SPDP Tidak diberikan atau Terlambat, Penyidikan Cacat Formil dan Tidak Sah Ini Kata Para Sarjana Hukum
- account_circle Redaksi
- calendar_month Sab, 13 Sep 2025

Oplus_131072
Berita sidikkasus.co.id
Surat Pemberitahuan Dimulainya Penyidikan (SPDP) Wajib dikirimkan kepada Penuntut Umum, Pelapor dan Terlapor selambat-lambatnya 7 hari Pasca Putusan Mahkamah Konstitusi RI, Ini Kata Para Sarjana Hukum :
1. Assoc. Prof. Dr. Musa Darwin Pane. S.H., M.H. (Ahli Pidana FH Unikom ) pada pokoknya menyatakan : “Bahwa dalam waktu paling lama 7 (tujuh) hari Surat Pemberitahuan Dimulainya Penyidikan (SPDP) harus diberikan kepada pihak Terkait dalam hal ini (pelapor, terlapor dan kejaksaan) merupakan kewajiban dari Penyidik apabila tidak diberikan maka penyidikan TIDAK SAH; Bahwa apabila SPDP tidak diberikan dalam waktu paling lama 7 (tujuh) hari maka PENETAPAN TERSANGKA dan PENYIDIKANNYA TIDAK SAH” (Sumber: Putusan Nomor 3/Pid.Pra/2025/PN.Llg halaman 51)

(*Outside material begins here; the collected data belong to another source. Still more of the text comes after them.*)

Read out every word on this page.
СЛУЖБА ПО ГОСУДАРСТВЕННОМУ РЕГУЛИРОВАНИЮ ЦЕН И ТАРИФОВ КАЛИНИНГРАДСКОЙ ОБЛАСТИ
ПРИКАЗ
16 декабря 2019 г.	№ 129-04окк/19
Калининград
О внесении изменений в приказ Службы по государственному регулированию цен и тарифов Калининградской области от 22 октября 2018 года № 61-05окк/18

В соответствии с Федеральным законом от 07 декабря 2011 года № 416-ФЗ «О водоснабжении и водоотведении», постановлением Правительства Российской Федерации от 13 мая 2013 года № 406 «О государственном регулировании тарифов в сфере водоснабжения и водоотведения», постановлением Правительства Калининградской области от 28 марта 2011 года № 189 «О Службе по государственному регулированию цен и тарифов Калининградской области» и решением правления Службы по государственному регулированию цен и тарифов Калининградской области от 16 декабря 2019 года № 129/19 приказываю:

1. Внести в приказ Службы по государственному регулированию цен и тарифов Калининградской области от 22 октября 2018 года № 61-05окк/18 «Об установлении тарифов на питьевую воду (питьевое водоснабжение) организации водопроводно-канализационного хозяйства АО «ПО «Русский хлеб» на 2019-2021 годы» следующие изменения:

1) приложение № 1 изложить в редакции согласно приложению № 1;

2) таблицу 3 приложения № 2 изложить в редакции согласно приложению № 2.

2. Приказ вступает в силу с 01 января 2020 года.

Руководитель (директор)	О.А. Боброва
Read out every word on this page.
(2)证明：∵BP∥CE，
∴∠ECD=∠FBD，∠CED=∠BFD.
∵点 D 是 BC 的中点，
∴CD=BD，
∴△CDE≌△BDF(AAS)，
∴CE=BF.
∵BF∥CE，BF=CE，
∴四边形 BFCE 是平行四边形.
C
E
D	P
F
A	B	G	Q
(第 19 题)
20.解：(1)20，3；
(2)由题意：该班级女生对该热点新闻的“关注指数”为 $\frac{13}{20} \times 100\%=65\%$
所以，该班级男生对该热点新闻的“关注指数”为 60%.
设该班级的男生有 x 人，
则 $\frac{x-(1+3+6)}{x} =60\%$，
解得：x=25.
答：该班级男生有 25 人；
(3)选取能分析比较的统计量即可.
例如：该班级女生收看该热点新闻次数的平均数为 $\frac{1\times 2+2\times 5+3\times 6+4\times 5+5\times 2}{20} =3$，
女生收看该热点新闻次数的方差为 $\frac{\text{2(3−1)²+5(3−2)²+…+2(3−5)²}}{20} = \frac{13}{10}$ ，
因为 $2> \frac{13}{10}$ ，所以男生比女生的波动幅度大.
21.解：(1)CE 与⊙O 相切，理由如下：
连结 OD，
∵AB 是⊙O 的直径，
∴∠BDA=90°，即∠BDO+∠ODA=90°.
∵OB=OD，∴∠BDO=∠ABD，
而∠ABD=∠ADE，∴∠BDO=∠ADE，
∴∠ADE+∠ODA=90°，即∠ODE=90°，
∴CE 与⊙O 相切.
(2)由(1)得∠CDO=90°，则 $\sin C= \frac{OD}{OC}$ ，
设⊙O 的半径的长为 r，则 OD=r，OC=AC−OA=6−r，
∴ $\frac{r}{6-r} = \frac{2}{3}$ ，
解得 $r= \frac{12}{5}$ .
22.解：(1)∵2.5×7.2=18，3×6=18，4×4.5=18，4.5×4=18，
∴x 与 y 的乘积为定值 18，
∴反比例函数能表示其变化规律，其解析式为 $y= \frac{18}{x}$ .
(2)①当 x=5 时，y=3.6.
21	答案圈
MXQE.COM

2. Ahli Pidana Dr. Dwi Seno Widjanarko, S.H., M.H. : “Akibat hukum dari tidak diberikannya SPDP dalam jangka waktu 7hari adalah penyidikan dan due process of law cacat hukum formil dan mengakibatkan penetapan Tersangka TIDAK SAH” (Sumber : Sidang Praperadilan SPDP Polres Tangerang Berjalan Panas, Ahli Pidana Penetapan Tersangka Tidak Sah Bila Proses Penyidikan Langgar Hukum Acara Pidana, era.id 23 Desember 2021)
3. Ahli Pidana Dr. Apriyanto Nusa, S.H., M.H. Menyatakan : “Dengan tidak diberikannya SPDP kepada Terlapor, karena SPDP merupakan rangkaian proses dan prosedur dari mulai penyelidikan sampai penetapan tersangka. Di sisi lain SPDP merupakan hak asasi Terlapor sebagaimana telah diuraikan dalam pertimbangan Hakim Mahkamah Konstitusi dalam putusannya, maka penetapan Tersangka tersebut cacat formil sehingga bisa dinyatakan Tidak Sah penetapan Tersangkanya“ (Sumber : SPDP Tidak diberikan, Ahli Pidana : Penetapan Tersangka dibatalkan, tinelo.id 02 Oktober 2024)
4. Asmadi Syam, Kepala Sub Seksi Penyidikan Tindak Pidana Khusus pada Kejaksaan Negeri Banda Aceh pada pokoknya menyatakan: “Pengiriman SPDP merupakan kewajiban Penyidik yang harus dilaksanakan segera sesuai Ketentuan Pasal 109 ayat (1) KUHAP. Jika ini tidak dilakukan tentunya berdampak pada penyidikan TIDAK SAH” (Sumber : Dampak Yuridis SPDP melebihi 7 hari, Hukumonline, 11 Februari 2022);
5. Trias Saputra & Jatarda Mauli Hutagalung menyatakan pada pokoknya : “Pelaksanaan SPDP yang tidak dilaksanakan sebagaimana yang diatur dalam KUHAP maupun Putusan MK no 130/PUU-XIII/2015 melanggar Putusan MK juga melanggar doktrin Prinsip due process of law, oleh karenanya spdp yang melanggar tersebut merupakan pelanggaran hukum dan peraturan perundang-undangan, atas hal itu dapat dilakukan upaya hukum praperadilan, lebih lanjut menyatakan SPDP merupakan rangkaian atau bagian proses yang masih dalam tahap penyidikan oleh karenanya bila terjadi penetapan tersangka yang tidak didahului penyampaim SPDP kepada para pihak (penuntut umum, terlapor, dan korban/pelapor) menurut Penulis merupakan suatu Tindakan Cacat prosedur/caxat formil dalam menerapkan hukum” (Sumber : Pentingnya Surat Pemberitahuan Dimulainya Penyidikan (SPDP) Bagi Para Pihak Demi Terciptanya Due Process Of Law, IBLAM Law Review Vol. 2 No.02 2022 hal 1 -16).